Except all was not fine. I have this morning been sent a copy of a letter dated today issued by Terry Le Sueur – Chief Minister of Jersey. In it he says:
On the back of the annual Crown Dependencies dinner hosted by Lord Bach from the Ministry of Justice, the Chief Minister of Guernsey and myself met yesterday with Stephen Timms at HM treasury. We discussed how the economic crisis is rapidly changing international and European norms for business taxation, much of which has been widely reported in the press. The views of the EU Member States seem to be evolving, and the UK felt that other Member States are increasingly unlikely to accept their stance that the fiscal regimes in the Crown Dependencies are fully compliant with the EU Code of Conduct on Business taxation. We have worked well with the UL’s support in implementing zero-ten corporation tax system, and the meeting also provided a useful opportunity to update the UK on plans to review our fiscal strategy. It is clear that we will need to continue to work in partnership with the UK on engagement with EU Member States so we can maintain a viable and competitive tax system supported by our European neighbours.
Let me decode that. First, the UK has withdrawn its support for Jersey is what I think that says.
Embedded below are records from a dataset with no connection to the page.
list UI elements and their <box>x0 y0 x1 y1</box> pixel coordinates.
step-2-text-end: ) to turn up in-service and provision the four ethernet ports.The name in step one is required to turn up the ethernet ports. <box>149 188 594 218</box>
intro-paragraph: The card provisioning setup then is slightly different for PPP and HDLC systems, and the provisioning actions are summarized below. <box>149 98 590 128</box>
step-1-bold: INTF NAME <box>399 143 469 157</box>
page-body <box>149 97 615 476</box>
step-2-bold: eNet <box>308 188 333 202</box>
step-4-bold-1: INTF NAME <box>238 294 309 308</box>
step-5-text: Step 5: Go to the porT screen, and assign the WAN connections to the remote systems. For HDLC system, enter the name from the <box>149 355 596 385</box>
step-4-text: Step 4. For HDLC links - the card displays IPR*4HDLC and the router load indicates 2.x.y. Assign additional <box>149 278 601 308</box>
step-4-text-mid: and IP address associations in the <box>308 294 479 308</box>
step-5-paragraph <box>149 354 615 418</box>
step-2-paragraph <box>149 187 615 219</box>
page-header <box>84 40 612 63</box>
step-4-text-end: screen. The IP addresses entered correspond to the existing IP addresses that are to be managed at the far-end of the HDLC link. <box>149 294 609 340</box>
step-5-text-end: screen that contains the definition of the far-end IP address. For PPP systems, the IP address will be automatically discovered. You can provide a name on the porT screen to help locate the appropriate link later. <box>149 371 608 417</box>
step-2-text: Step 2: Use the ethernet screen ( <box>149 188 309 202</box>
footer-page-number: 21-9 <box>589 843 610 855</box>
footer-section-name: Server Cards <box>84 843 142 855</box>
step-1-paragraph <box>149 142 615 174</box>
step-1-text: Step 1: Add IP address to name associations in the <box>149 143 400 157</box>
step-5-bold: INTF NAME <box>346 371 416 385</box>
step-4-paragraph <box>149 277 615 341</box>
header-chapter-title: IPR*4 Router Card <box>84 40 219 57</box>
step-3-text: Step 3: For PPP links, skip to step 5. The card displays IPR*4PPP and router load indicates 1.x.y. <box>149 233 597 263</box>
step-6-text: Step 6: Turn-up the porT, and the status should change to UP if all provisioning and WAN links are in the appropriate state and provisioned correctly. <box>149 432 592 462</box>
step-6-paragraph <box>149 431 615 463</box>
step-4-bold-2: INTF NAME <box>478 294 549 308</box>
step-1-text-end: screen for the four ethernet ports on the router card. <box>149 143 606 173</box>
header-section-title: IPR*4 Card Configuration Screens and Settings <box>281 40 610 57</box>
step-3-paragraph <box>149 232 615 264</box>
The reality is that if the UK is not willing to support the Crown Dependencies in the Code of Conduct Group then they can’t make the claim they are compliant to that Group because the UK is the only spokesperson they have go there, and I think this is what has actually happened. I think you can safely assume the same is true for the other Crown Dependencies. And of course the reason for the UK doing this is obvious: it is no longer willing to promote Jersey to the EU when Jersey is willingly and with open arms welcoming to its shores companies claiming to be leaving the UK for tax reasons, as most of those who have claimed to have left the UK this year have done. Why should it?
Second, this throws the whole fiscal regimes of Jersey and Guernsey into the same nightmare scenario that I forecast yesterday is about to erupt over the Isle of Man – again as foretold by me several years ago. All those governments had more than adequate warning – albeit, as far as I can see from me alone with support from my Tax Justice Network colleagues – that they were heading for the nightmare of running illegal and unsustainable tax systems, and we have been proven right.
Third, this means Jersey has put itself in the position of running an enormous fiscal deficit to pursue a tax haven policy only to find that the policy is illegal, must be altered – and cannot be changed to maintain what Senator le Sueur calls a ‚Äòcompetitive tax system’ – by which he means one where non-residents pay nothing – without making that deficit much, much worse.
Which means we now face the prospect of all three of the Crown Dependencies going bankrupt rather sooner than I expected, about which in will try to blog later.
For now though, I do wonder whether Jersey should be taking issue with Teather.
And given I was right all along, if they’d like to call I’m still available to offer advice – if the fee is right.